To understand the boundaries better, simplify the carpentry equation \(2c + 4t = 40\) to \(c + 2t = 20\). The intercepts are \((20, 0)\) and \((0, 10)\). For the finishing equation \(c + 3t = 24\), the intercepts are \((24, 0)\) and \((0, 8)\). These lines bound the region of possible plans.
This graph makes an important modeling idea visible: the intersection of constraints forms a polygonal region, and every point inside it is a workable plan. In more advanced optimization problems, the best profit often occurs at a corner point of this region.

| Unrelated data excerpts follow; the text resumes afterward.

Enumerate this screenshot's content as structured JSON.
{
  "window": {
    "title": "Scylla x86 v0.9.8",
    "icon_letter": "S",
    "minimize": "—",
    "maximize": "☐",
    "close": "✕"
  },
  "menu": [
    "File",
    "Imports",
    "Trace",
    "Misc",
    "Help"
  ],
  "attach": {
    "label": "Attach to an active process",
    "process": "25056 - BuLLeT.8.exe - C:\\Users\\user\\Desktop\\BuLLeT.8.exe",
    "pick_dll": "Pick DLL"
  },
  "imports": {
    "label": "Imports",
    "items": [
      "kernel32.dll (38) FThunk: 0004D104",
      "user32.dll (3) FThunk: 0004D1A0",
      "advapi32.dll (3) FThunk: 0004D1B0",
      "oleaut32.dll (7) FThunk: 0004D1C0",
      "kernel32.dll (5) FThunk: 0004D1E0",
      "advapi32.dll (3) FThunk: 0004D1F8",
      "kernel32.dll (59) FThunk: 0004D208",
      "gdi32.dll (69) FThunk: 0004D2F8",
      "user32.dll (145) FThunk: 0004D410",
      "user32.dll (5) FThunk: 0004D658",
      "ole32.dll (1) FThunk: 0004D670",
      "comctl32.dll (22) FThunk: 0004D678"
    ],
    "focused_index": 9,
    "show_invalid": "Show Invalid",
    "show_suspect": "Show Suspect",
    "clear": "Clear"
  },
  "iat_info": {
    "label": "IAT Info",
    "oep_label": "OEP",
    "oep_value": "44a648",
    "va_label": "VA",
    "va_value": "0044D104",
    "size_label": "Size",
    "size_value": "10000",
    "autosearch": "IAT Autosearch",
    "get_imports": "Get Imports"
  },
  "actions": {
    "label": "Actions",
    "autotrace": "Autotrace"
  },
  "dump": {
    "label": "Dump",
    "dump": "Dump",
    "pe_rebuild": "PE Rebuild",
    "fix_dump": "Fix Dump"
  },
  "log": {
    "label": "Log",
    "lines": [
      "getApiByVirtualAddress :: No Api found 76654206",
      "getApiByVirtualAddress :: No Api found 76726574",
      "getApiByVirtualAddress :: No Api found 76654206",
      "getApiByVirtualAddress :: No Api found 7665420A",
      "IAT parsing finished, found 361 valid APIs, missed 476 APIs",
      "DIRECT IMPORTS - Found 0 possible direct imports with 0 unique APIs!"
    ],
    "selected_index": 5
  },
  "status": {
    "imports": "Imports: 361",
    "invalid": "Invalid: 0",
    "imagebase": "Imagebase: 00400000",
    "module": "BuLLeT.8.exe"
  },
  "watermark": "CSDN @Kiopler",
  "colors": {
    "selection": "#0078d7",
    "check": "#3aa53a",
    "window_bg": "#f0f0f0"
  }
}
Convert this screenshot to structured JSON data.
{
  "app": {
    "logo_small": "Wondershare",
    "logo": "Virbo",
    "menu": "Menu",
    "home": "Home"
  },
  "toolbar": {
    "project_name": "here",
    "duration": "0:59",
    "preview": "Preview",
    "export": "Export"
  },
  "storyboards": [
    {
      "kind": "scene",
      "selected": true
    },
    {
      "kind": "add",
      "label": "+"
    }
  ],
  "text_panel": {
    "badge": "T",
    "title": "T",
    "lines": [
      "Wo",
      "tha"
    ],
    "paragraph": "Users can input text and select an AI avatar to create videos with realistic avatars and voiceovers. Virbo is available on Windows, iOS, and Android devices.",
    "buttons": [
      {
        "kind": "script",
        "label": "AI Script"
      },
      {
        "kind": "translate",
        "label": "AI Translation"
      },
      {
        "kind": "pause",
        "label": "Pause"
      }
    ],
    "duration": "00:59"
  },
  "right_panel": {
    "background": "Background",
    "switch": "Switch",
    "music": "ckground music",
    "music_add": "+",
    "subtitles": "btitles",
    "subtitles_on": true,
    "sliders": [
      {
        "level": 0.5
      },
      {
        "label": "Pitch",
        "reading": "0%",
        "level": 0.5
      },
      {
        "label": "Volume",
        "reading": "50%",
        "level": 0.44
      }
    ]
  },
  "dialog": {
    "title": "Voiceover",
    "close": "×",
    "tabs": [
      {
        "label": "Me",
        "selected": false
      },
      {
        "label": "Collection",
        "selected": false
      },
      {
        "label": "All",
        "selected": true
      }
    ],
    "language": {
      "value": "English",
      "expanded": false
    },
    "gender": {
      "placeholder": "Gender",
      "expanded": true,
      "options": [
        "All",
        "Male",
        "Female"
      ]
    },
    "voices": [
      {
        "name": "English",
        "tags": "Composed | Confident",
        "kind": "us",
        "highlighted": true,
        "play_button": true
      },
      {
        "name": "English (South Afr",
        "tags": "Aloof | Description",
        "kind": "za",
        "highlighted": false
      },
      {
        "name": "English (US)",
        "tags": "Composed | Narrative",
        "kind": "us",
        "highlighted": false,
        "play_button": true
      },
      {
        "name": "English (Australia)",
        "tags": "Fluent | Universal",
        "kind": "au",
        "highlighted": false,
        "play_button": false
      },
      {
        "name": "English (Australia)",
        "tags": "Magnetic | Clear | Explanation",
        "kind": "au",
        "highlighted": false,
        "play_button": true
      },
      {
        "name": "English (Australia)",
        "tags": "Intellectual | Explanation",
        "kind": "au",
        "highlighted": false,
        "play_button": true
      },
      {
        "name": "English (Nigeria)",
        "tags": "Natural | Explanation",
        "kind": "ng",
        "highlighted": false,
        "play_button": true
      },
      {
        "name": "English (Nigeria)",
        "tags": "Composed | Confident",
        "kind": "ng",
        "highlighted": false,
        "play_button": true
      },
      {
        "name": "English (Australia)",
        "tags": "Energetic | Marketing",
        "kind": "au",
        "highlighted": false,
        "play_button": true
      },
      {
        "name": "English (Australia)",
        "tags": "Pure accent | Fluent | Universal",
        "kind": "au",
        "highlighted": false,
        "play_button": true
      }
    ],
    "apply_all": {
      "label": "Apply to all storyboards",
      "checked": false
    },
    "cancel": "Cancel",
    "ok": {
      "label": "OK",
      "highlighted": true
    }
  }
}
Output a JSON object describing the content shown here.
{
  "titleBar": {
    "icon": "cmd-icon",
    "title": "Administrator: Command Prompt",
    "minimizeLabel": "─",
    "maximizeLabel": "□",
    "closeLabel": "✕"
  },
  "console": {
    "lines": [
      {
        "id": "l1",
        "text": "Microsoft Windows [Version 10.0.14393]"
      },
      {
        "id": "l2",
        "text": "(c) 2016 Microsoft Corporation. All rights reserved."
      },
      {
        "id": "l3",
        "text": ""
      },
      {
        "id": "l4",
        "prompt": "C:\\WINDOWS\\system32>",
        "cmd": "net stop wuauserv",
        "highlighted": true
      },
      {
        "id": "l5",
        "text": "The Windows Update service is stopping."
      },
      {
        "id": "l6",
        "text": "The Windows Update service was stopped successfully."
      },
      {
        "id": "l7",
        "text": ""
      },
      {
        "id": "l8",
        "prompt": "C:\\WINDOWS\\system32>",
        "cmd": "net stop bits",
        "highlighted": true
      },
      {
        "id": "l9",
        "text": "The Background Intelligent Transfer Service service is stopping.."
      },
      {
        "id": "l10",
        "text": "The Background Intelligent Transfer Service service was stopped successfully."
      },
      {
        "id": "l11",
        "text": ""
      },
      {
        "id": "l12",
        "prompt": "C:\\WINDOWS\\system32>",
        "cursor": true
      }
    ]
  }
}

One common mistake is reversing an inequality symbol. If a problem says "at least \(20\)," the correct symbol is \(\ge\), not \(\le\). If it says "no more than \(50\)," the correct symbol is \(\le\).
Another mistake is forgetting nonnegativity constraints. In many models, \(x \ge 0\) and \(y \ge 0\) are necessary because negative items, hours, or people are impossible.
A third mistake is treating every algebraic solution as meaningful. Suppose a system gives \((2.7, 4.4)\). If the variables represent liters of a liquid, that may be fine. If they represent buses and drivers, it is not.
Discrete versus continuous solutions
Some contexts allow any real number in a range, such as time, mass, or distance. These are continuous solutions. Other contexts involve counting whole objects, such as tickets, meals, or machines. These are often discrete solutions, so only integer values are viable even if the graph shows a full shaded region.
Boundary lines also need careful interpretation. If the inequality is \(\le\) or \(\ge\), the boundary counts as part of the solution set. If the inequality is \(<\) or \(>\), the boundary is excluded. This difference can matter in contexts such as safety limits, legal limits, or exact minimum requirements.
Constraint models appear in nutrition, medicine, logistics, finance, and engineering. A hospital may balance doses of two medications under effectiveness and safety limits. A company may schedule workers under time and budget constraints. An environmental planner may choose combinations of energy sources under cost and emissions requirements.
In sports science, a training plan might limit total weekly hours while requiring minimum time in strength, endurance, and recovery activities. In economics, a household budget model can represent rent, food, transportation, and savings using equations and inequalities. In computer science, algorithms often search through possible solutions and reject nonviable options that violate constraints.
"Mathematics is not just about finding answers; it is about deciding which answers are possible."
The strongest models do more than produce numbers. They connect those numbers to decisions. When you build equations and inequalities from a context, you are turning real conditions into mathematical language. When you test or graph solutions, you are deciding what can actually happen.